EXACERBATED SOCIAL GAP
Steep rise in unemployment and worsening disparity between the rich and the poor: The COVID-19 pandemic has seen U.S. business closures and waves of unemployment occurring faster and on a larger scale than expected. The lower class and other vulnerable groups are facing higher risks of unemployment. The gap between rich and poor further widened as wealth flowed into the hands of a few more quickly.
Intensification of racial conflicts: The conspiracy about the origins of COVID-19 has fueled bullying and hatred toward Asians. Asian-American discrimination cases nearly doubled in March 2021 alone.
Social unrest: Social unrest is a "chronic disease" in the United States. Sadly, the pandemic is acting as an "amplifier" to further exacerbate social tensions. This year, the U.S. topped the list of crime rates in developed countries, much higher than countries such as the United Kingdom, Canada, and Spain, as well as many developing countries. Social unrest manifests itself in three main ways: guns out of control, hate crimes and political chaos.
The general public has a sense of anxiety and powerlessness: A report titled "Historic Shift in Americans' Happiness Amid Pandemic" by the National Opinion Research Center, University of Chicago, released in June 2020, shows that Americans are at their lowest level of happiness ever.
WILLFUL DESTRUCTION OF GLOBAL PANDEMIC RESISTANCE
Letting the virus be exported to act as a "spreader country": In the wake of the COVID-19 outbreak, more than 20 million U.S. citizens were still traveling abroad. The United States has continued to export the virus outside its borders, making it a veritable "proliferator." The country has an inescapable responsibility for the spread of infections globally.
Rejection of international vaccine cooperation: In the early stages of promoting COVID-19 vaccination, the United States engaged in "vaccine nationalism" and created an "immunization divide," politicizing vaccine cooperation and impeding global cooperation on vaccines, treatment, and joint prevention and control. Such actions made it difficult for poor countries to obtain vaccines, leading to an imbalance in the global vaccine supply.
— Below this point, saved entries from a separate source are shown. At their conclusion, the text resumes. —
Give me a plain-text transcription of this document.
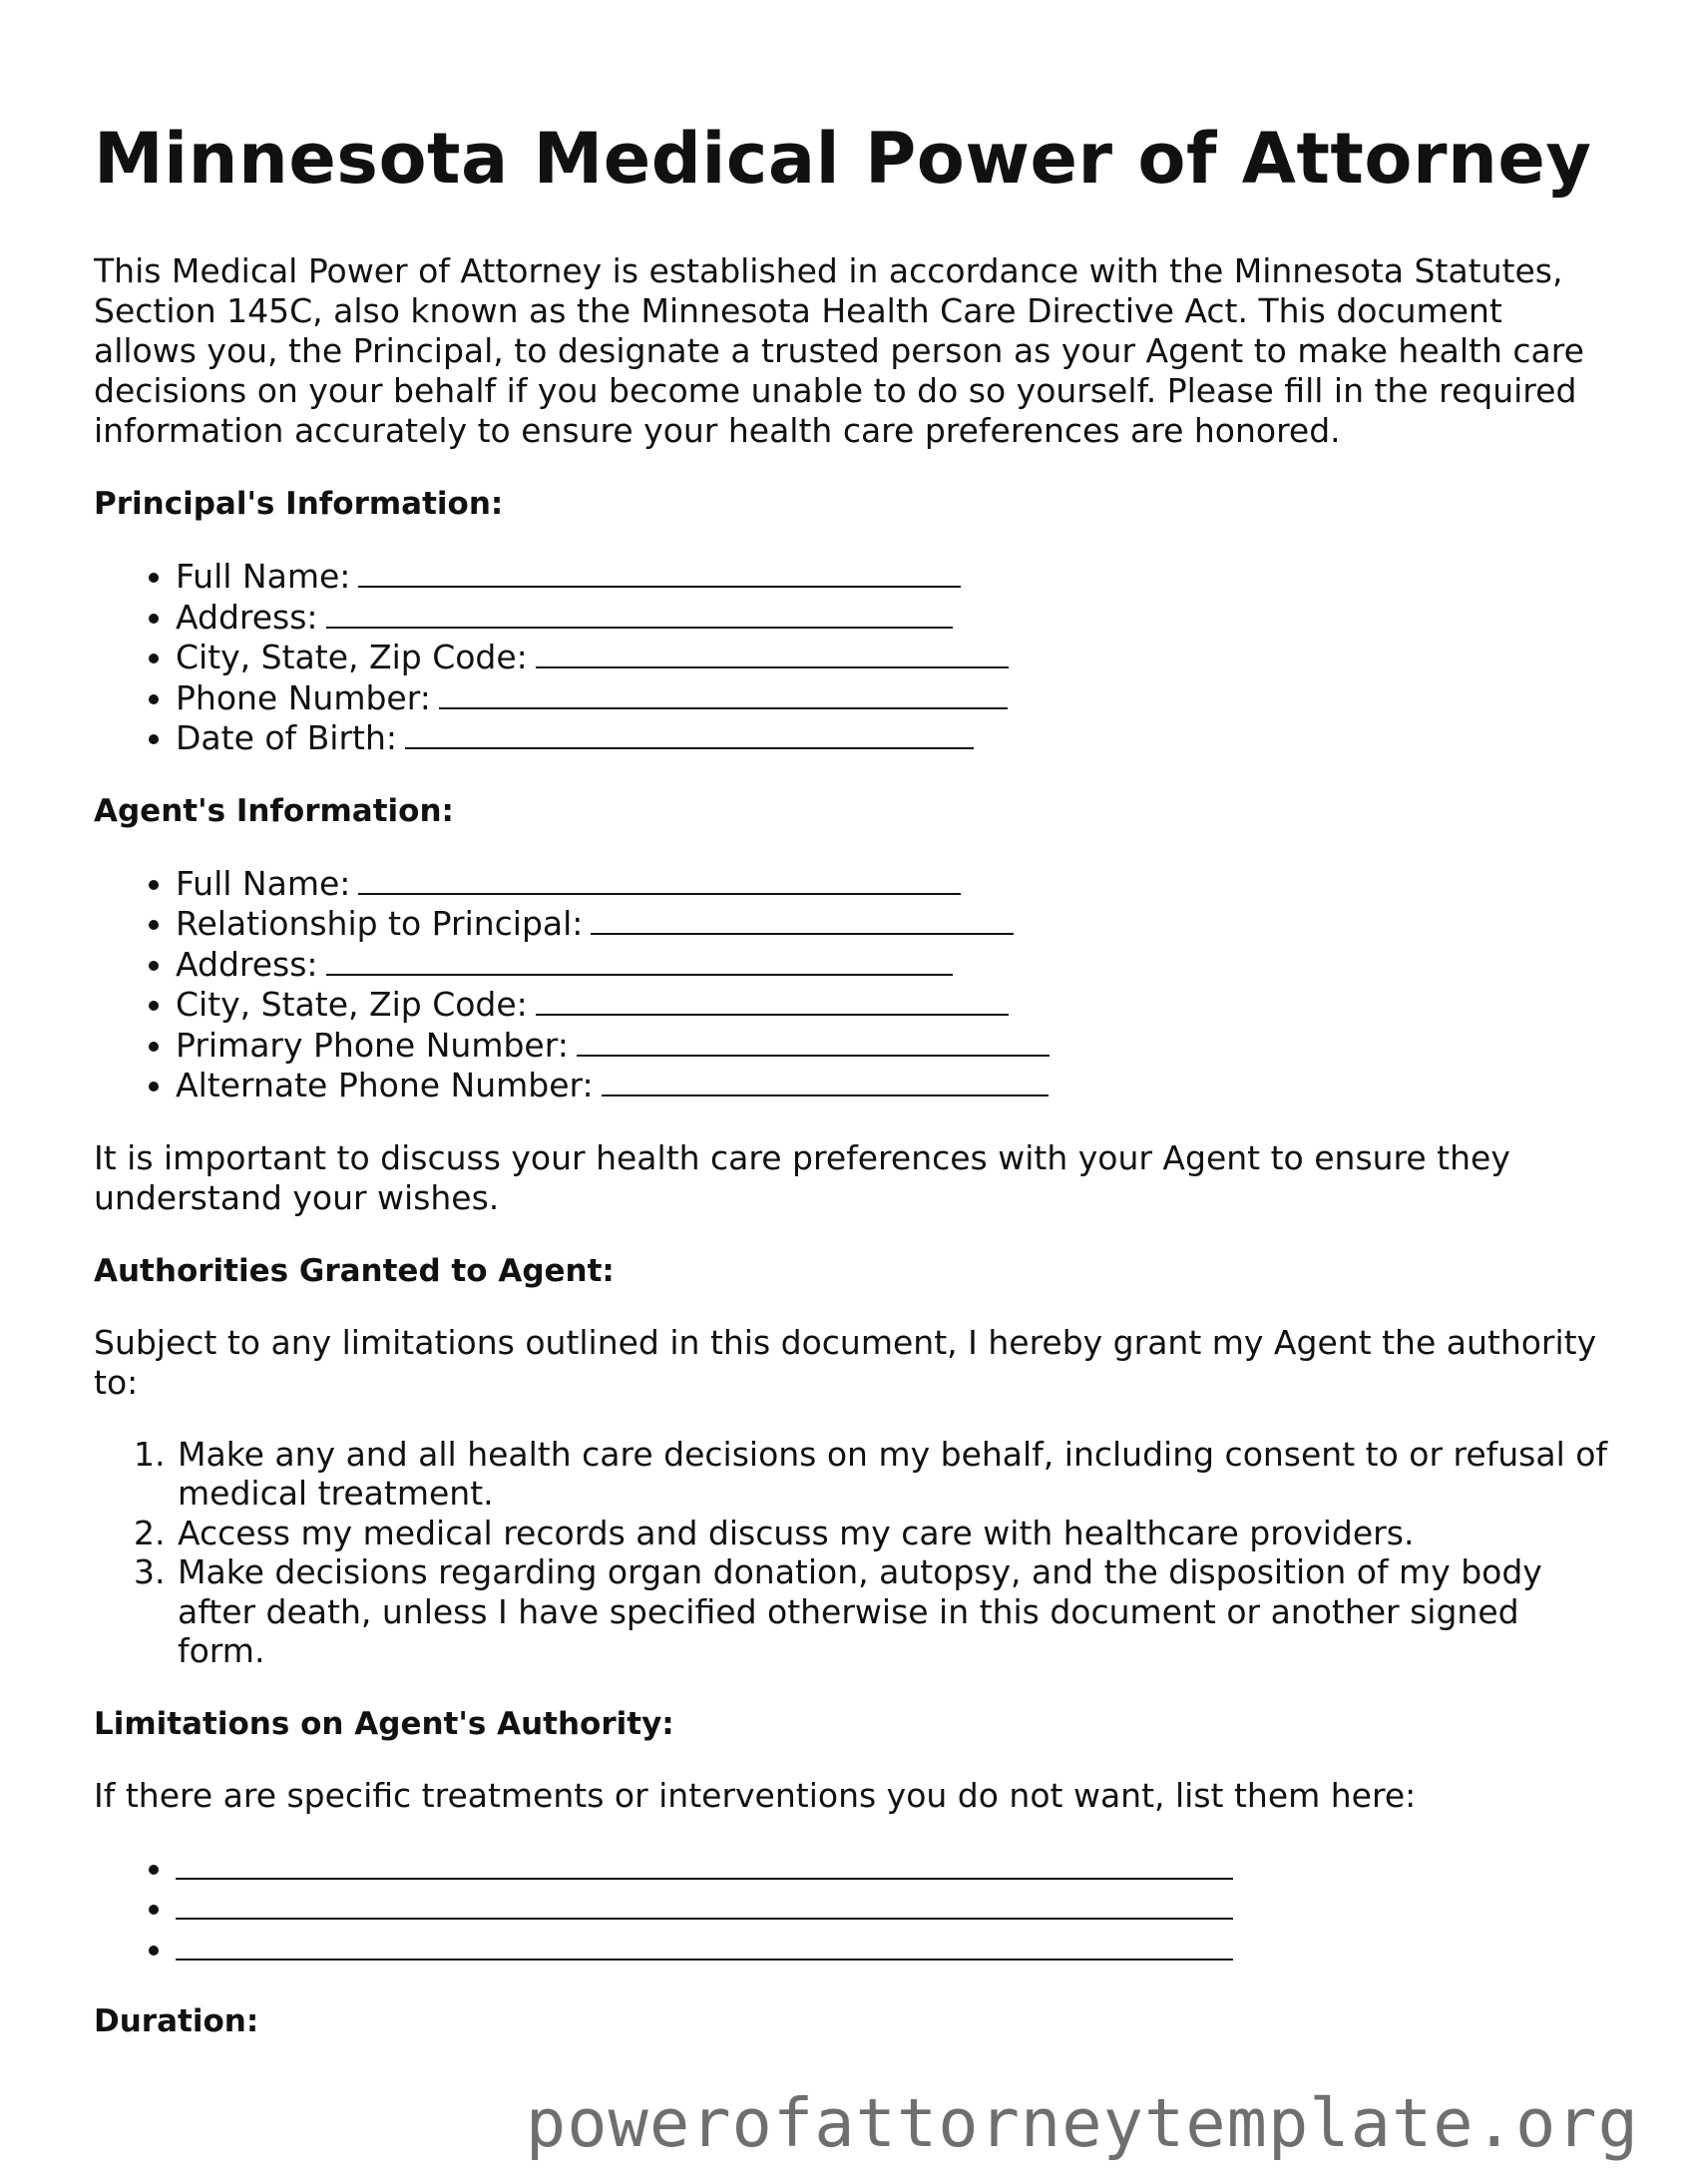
Minnesota Medical Power of Attorney

This Medical Power of Attorney is established in accordance with the Minnesota Statutes, Section 145C, also known as the Minnesota Health Care Directive Act. This document allows you, the Principal, to designate a trusted person as your Agent to make health care decisions on your behalf if you become unable to do so yourself. Please fill in the required information accurately to ensure your health care preferences are honored.

Principal's Information:
• Full Name:
• Address:
• City, State, Zip Code:
• Phone Number:
• Date of Birth:
Agent's Information:
• Full Name:
• Relationship to Principal:
• Address:
• City, State, Zip Code:
• Primary Phone Number:
• Alternate Phone Number:

It is important to discuss your health care preferences with your Agent to ensure they understand your wishes.

Authorities Granted to Agent:

Subject to any limitations outlined in this document, I hereby grant my Agent the authority to:

1. Make any and all health care decisions on my behalf, including consent to or refusal of medical treatment.
2. Access my medical records and discuss my care with healthcare providers.
3. Make decisions regarding organ donation, autopsy, and the disposition of my body after death, unless I have specified otherwise in this document or another signed form.
Limitations on Agent's Authority:

If there are specific treatments or interventions you do not want, list them here:

•
•
•
Duration:
powerofattorneytemplate.org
Duke University's Center for Global Health Innovation estimates that by the summer of 2021, the United States may have a surplus of 300 million or more doses of COVID-19 vaccine. The Wall Street Journal reported on May 17 that the United States had exported only 3 million doses of COVID-19 vaccine, less than one percent of its vaccine production.
Weaponizing the pandemic by blaming other countries: The United States has turned a global public health disaster into a major power tussle by politicizing scientific issues such as the anti-pandemic model, the origin tracing of the pandemic, and the effectiveness of the vaccine, shifting the blame to the outside world and misleading the international community.
The terrorism of tracing the origin of the virus: A "virus" even deadlier than the COVID-19 is the growing "retroactive terrorism" led by the United States. Washington has strongly promoted the so-called virus tracing in other countries, coercing the World Health Organization and some scientists to give up their objective and impartial positions in an attempt to make them bow down in front of hegemony and bullying.